Brownsmiths Boy - A Romance in a Garden - Page 1/241

I always felt as if I should like to punch that boy's head, and then

directly after I used to feel as if I shouldn't care to touch him,

because he looked so dirty and ragged.

It was not dirty dirt, if you know what I mean by that, but dirt that he

gathered up in his work--bits of hay and straw, and dust off a shed

floor; mud over his boots and on his toes, for you could see that the

big boots he wore seemed to be like a kind of coarse rough shell with a

great open mouth in front, and his toes used to seem as if they lived in

there as hermit-crabs do in whelk shells. They used to play about in

there and waggle this side and that side when he was standing still

looking at you; and I used to think that some day they would come a

little way out and wait for prey like the different molluscs I had read

about in my books.

But you should have seen his hands! I've seen them so coated with dirt

that it hung on them in knobs, and at such times he used to hold them up

to me with the thumbs and fingers spread out wide, and then down he

would go again and continue his work, which, when he was in this state,

would be pulling up the weeds from among the onions in the long beds.

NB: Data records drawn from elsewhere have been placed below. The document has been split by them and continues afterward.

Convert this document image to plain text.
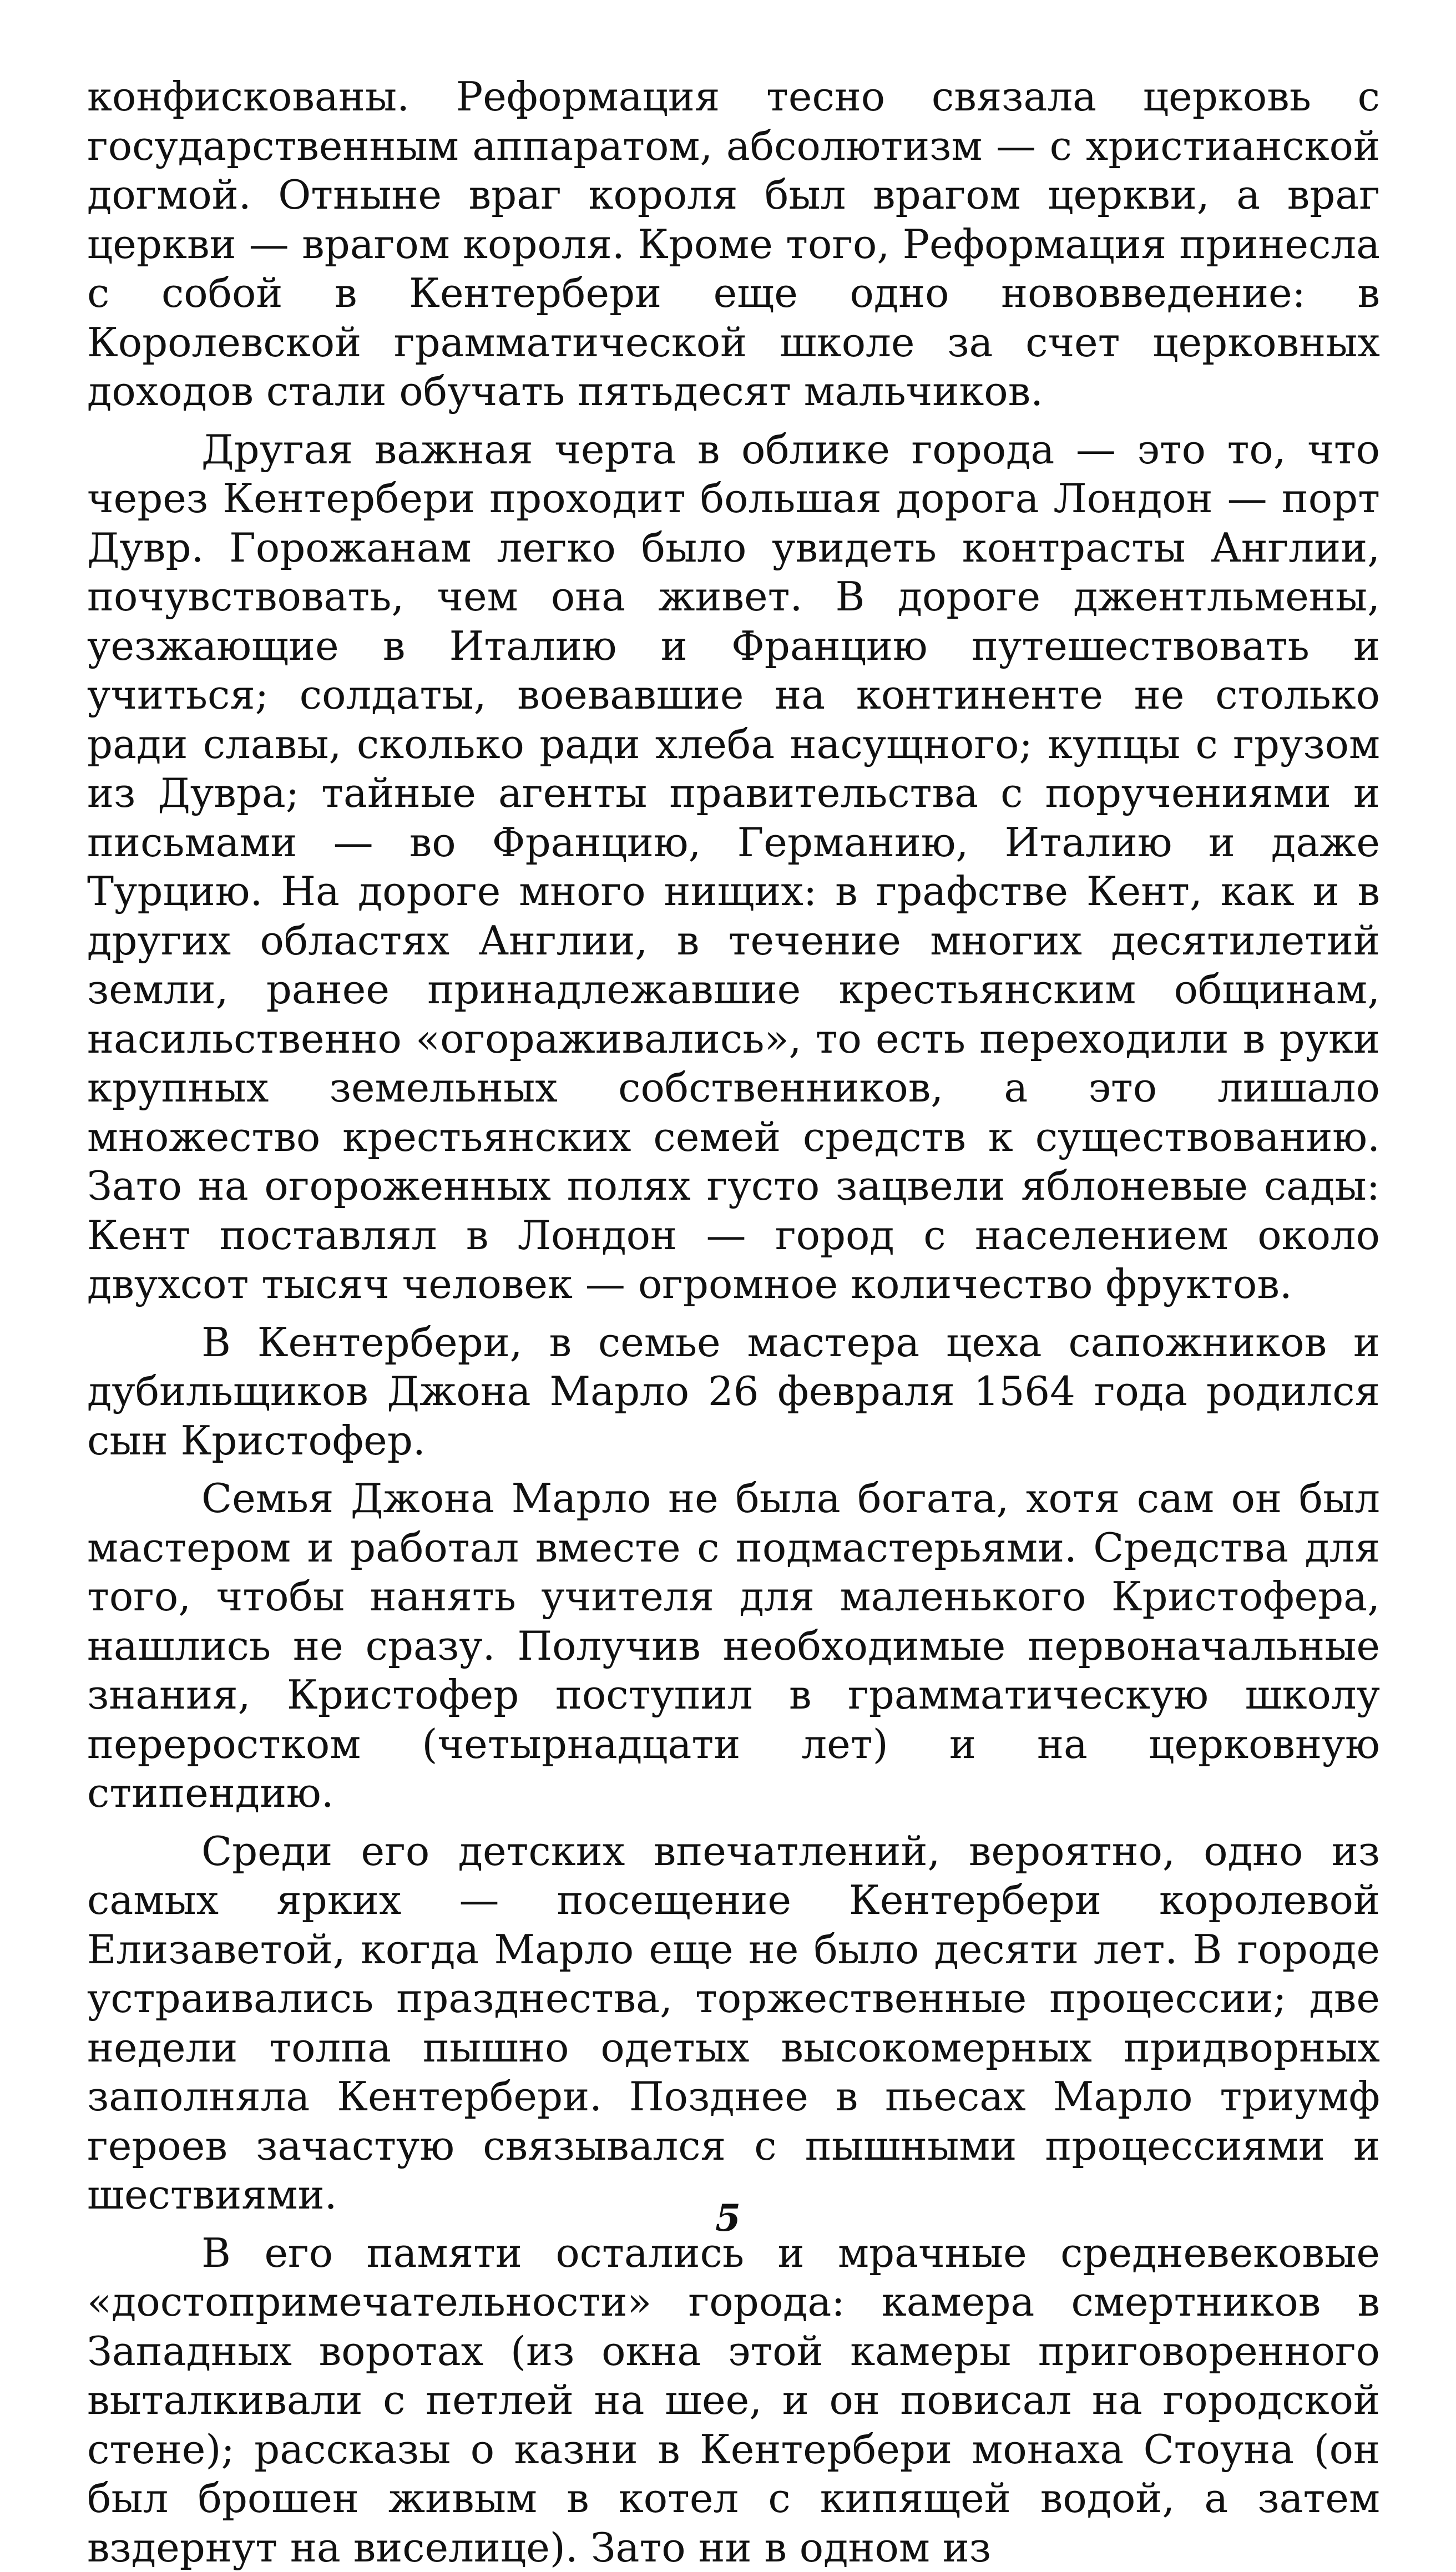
конфискованы. Реформация тесно связала церковь с государственным аппаратом, абсолютизм — с христианской догмой. Отныне враг короля был врагом церкви, а враг церкви — врагом короля. Кроме того, Реформация принесла с собой в Кентербери еще одно нововведение: в Королевской грамматической школе за счет церковных доходов стали обучать пятьдесят мальчиков.

Другая важная черта в облике города — это то, что через Кентербери проходит большая дорога Лондон — порт Дувр. Горожанам легко было увидеть контрасты Англии, почувствовать, чем она живет. В дороге джентльмены, уезжающие в Италию и Францию путешествовать и учиться; солдаты, воевавшие на континенте не столько ради славы, сколько ради хлеба насущного; купцы с грузом из Дувра; тайные агенты правительства с поручениями и письмами — во Францию, Германию, Италию и даже Турцию. На дороге много нищих: в графстве Кент, как и в других областях Англии, в течение многих десятилетий земли, ранее принадлежавшие крестьянским общинам, насильственно «огораживались», то есть переходили в руки крупных земельных собственников, а это лишало множество крестьянских семей средств к существованию. Зато на огороженных полях густо зацвели яблоневые сады: Кент поставлял в Лондон — город с населением около двухсот тысяч человек — огромное количество фруктов.

В Кентербери, в семье мастера цеха сапожников и дубильщиков Джона Марло 26 февраля 1564 года родился сын Кристофер.

Семья Джона Марло не была богата, хотя сам он был мастером и работал вместе с подмастерьями. Средства для того, чтобы нанять учителя для маленького Кристофера, нашлись не сразу. Получив необходимые первоначальные знания, Кристофер поступил в грамматическую школу переростком (четырнадцати лет) и на церковную стипендию.

Среди его детских впечатлений, вероятно, одно из самых ярких — посещение Кентербери королевой Елизаветой, когда Марло еще не было десяти лет. В городе устраивались празднества, торжественные процессии; две недели толпа пышно одетых высокомерных придворных заполняла Кентербери. Позднее в пьесах Марло триумф героев зачастую связывался с пышными процессиями и шествиями.

В его памяти остались и мрачные средневековые «достопримечательности» города: камера смертников в Западных воротах (из окна этой камеры приговоренного выталкивали с петлей на шее, и он повисал на городской стене); рассказы о казни в Кентербери монаха Стоуна (он был брошен живым в котел с кипящей водой, а затем вздернут на виселице). Зато ни в одном из

5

I didn't want him to do it, but he used to see me at the window looking

out; and I being one lonely boy in the big pond of life, and he being

another lonely boy in the same big pond, and both floating about like

bits of stick, he seemed as if he wanted to gravitate towards me as bits

of stick do to each other, and in his uncouth way he would do all sorts

of things to attract my attention.

Sometimes it seemed as if it was to frighten me, at others to show how

clever he was; but of course I know now that it was all out of the

superabundant energy he had in him, and the natural longing of a boy for

a companion.

I'll just tell you what he'd do. After showing me his muddy fingers,

and crawling along and digging them as hard as he could into the soil to

tear out the weeds, all at once he would kick his heels up in the air

like a donkey. Then he would go on weeding again, look to see if I was

watching him, and leave his basket and run down between two onion beds

on all-fours like a dog, run back, and go on with his work.